Fibromyalgia and PPS

Question: What is the difference between PPS and fibromyalgia? The symptoms seem very similar.

Dr. Bruno’s Response: Fibromyalgia is a fancy new name for muscle and connective tissue pain, originally called "fibrositis" in 1820.

From the ICD-10 diagnostic classification, fibromyalgia is:

"An acute, subacute, or chronic painful state of muscles, subcutaneous tissues, ligaments, tendons, or fasciae caused by a number of agents such as trauma, strain, occupation, exposure, posture, infection, or arthritis. Fibromyalgia makes you feel tired and causes muscle pain and 'tender points.' tender points are places on the neck, shoulders, back, hips, arms or legs that hurt when touched." (1)

I remember reading Yunus' first paper on fibromyalgia 40-plus years ago. He wrote that if you reported pain when 10 out of 18 "tender points" on your back and pelvis were pressed, you had fibromyalgia. My first thought was the old doctor/patient joke:

Patient: "Doc, it hurts when you press."

Doctor: "OK. I won't press. You're cured!"

For example - If fibromyalgia is caused by trauma from:

  • surgeries,

  • strain from muscle weakness and overuse,

  • your stressful occupation,

  • cold exposure,

  • painful posture, or

  • arthritis

then every polio survivor should have it.
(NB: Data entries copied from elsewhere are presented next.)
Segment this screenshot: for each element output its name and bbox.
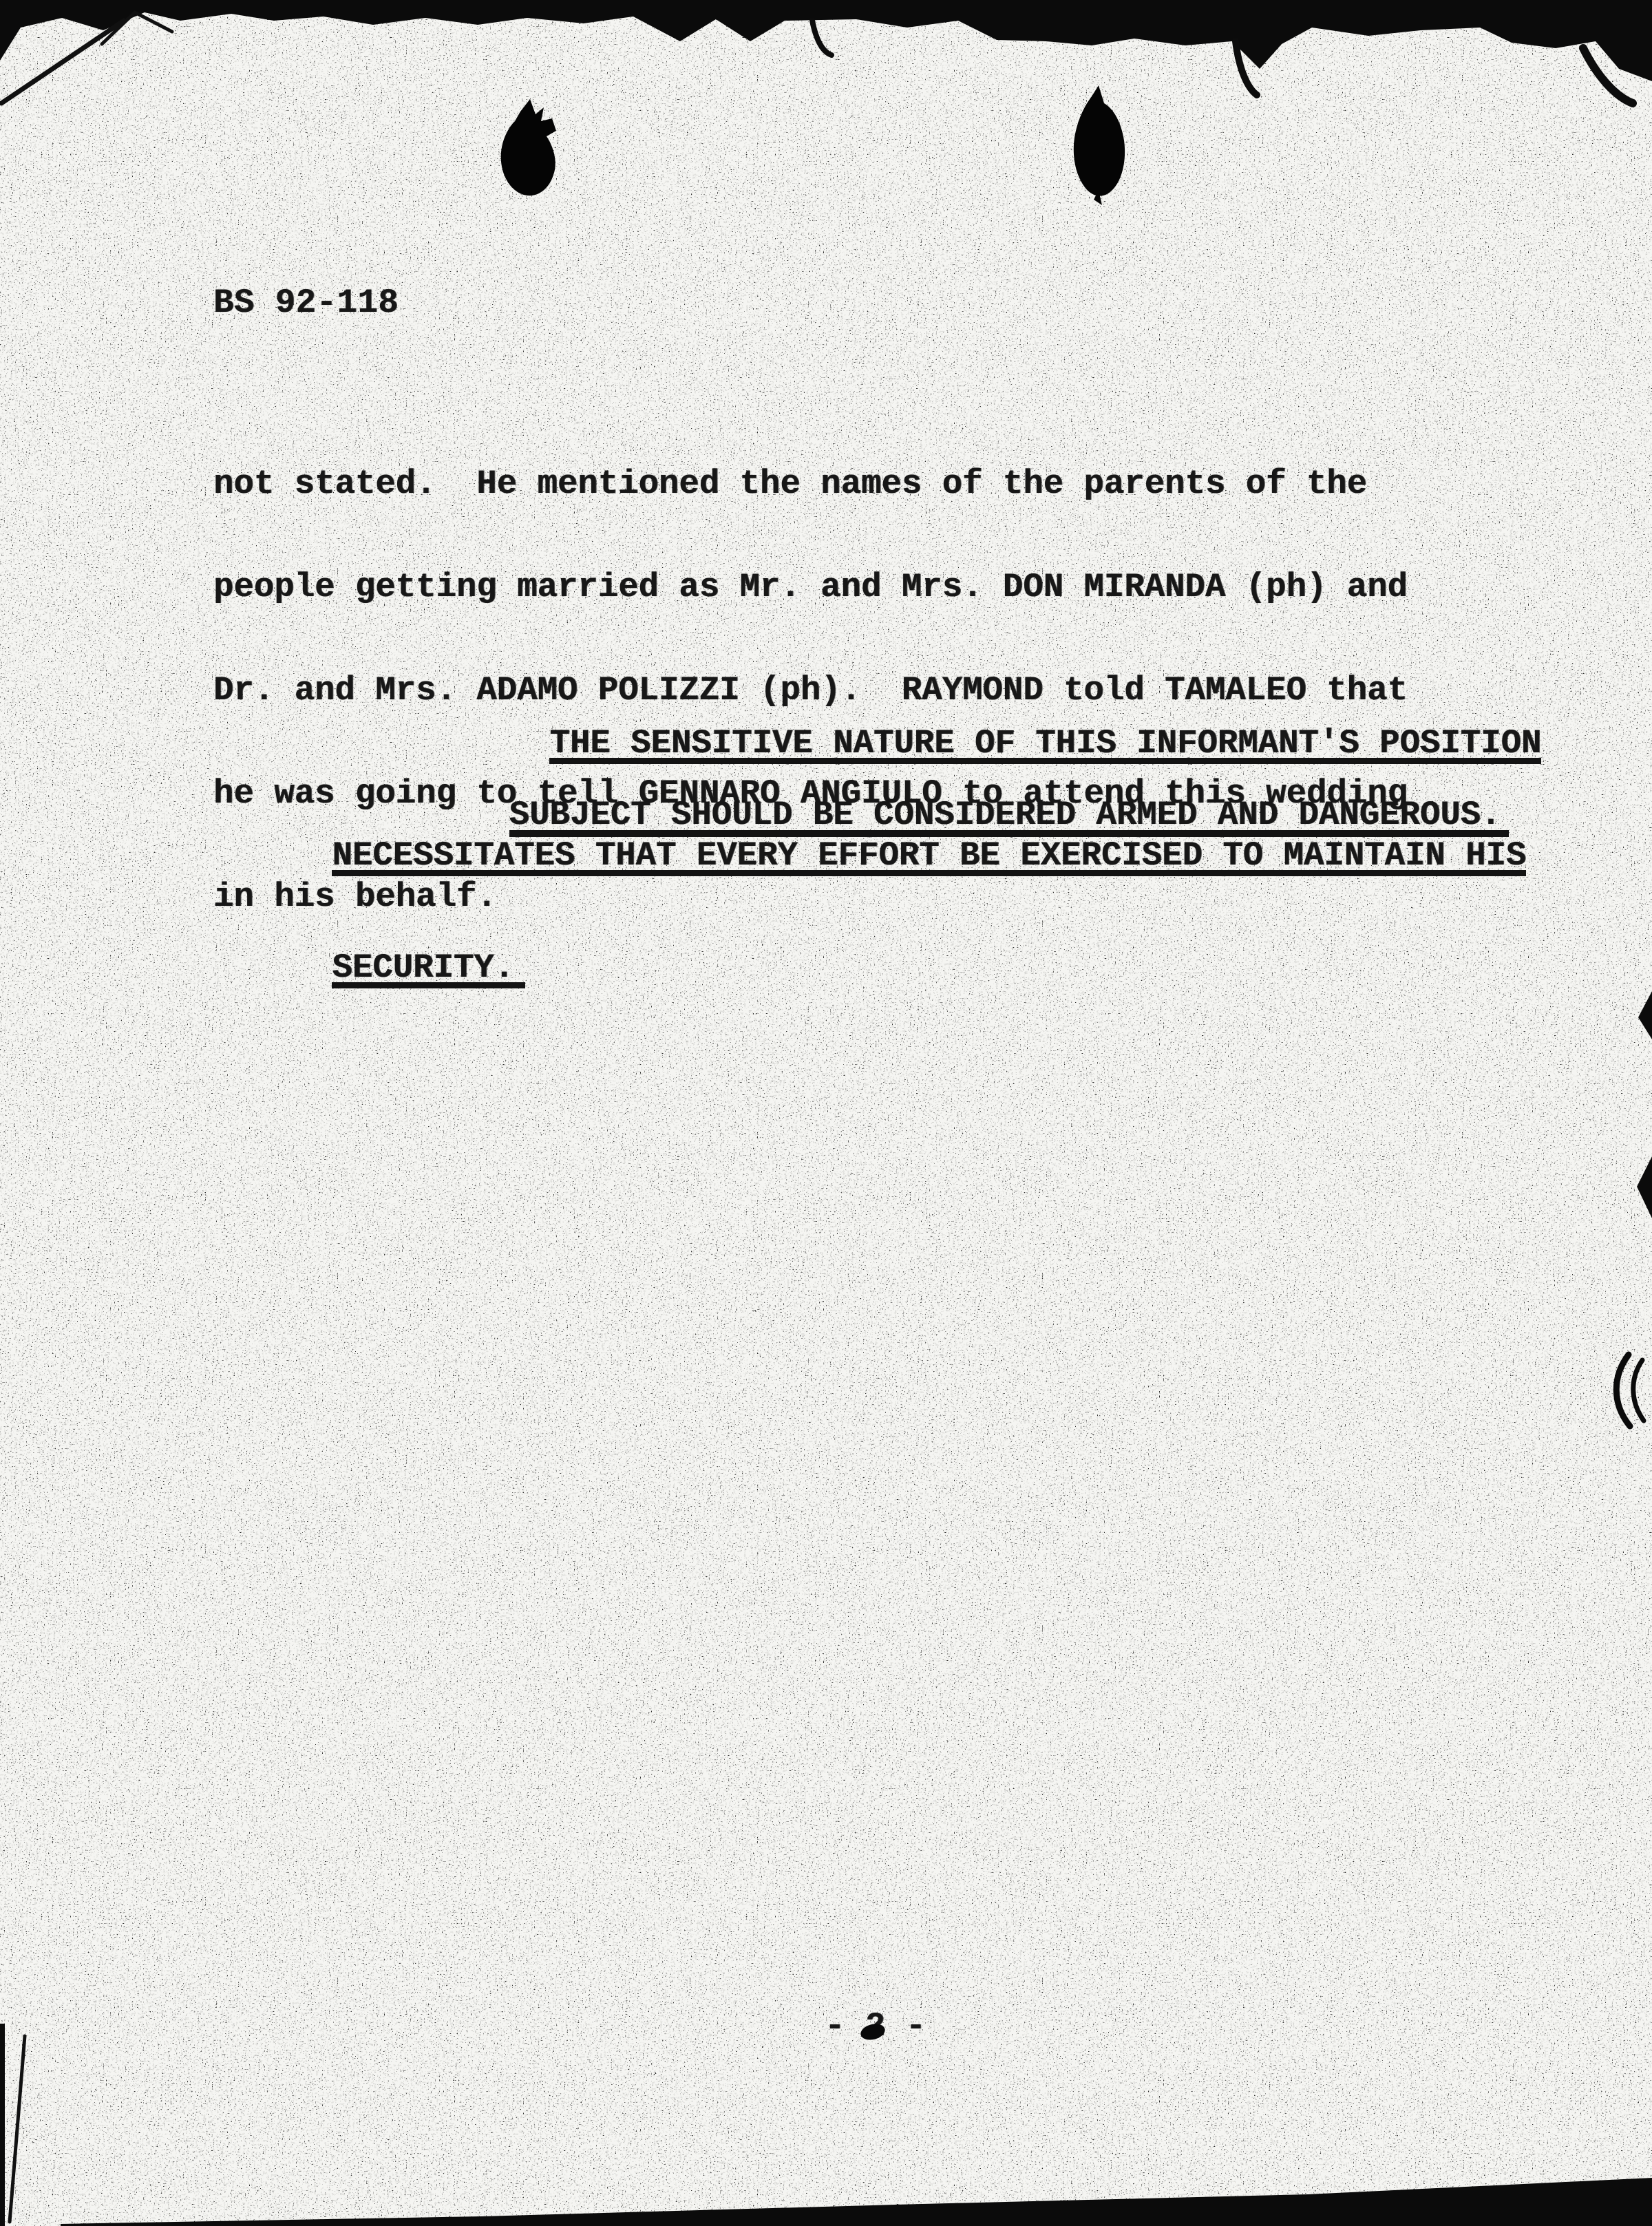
underlined-text-line: SECURITY.: [211, 910, 1541, 945]
text-line: people getting married as Mr. and Mrs. D…: [213, 570, 1408, 604]
case-number: BS 92-118: [213, 284, 399, 322]
page-number: - 2 -: [825, 2007, 926, 2046]
scanned-document: { "document": { "case_number": "BS 92-11…: [0, 0, 1652, 2226]
armed-dangerous-warning: SUBJECT SHOULD BE CONSIDERED ARMED AND D…: [428, 757, 1509, 876]
document-content: BS 92-118 not stated. He mentioned the n…: [0, 0, 1652, 2226]
underlined-text-line: THE SENSITIVE NATURE OF THIS INFORMANT'S…: [428, 686, 1541, 721]
text-line: not stated. He mentioned the names of th…: [213, 467, 1408, 501]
I couldn't understand how good old fibrositis - muscle and soft tissue pain described in 1820 - could become a new "disease" in 1976 until I read the terrible research on Lyrica, which backed into finding the drug an effective treatment. The FDA reported, "The total value of the market for fibromyalgia drugs was $1.2 billion, growing at an annual growth rate of 18.4% per year from 2007 to 2010". Why does it seem that it is it always better to make money on a "new" disease than to treat its causes?

For polio survivors, the cause of muscle and soft tissue pain should be identified and managed, not just diagnosed away.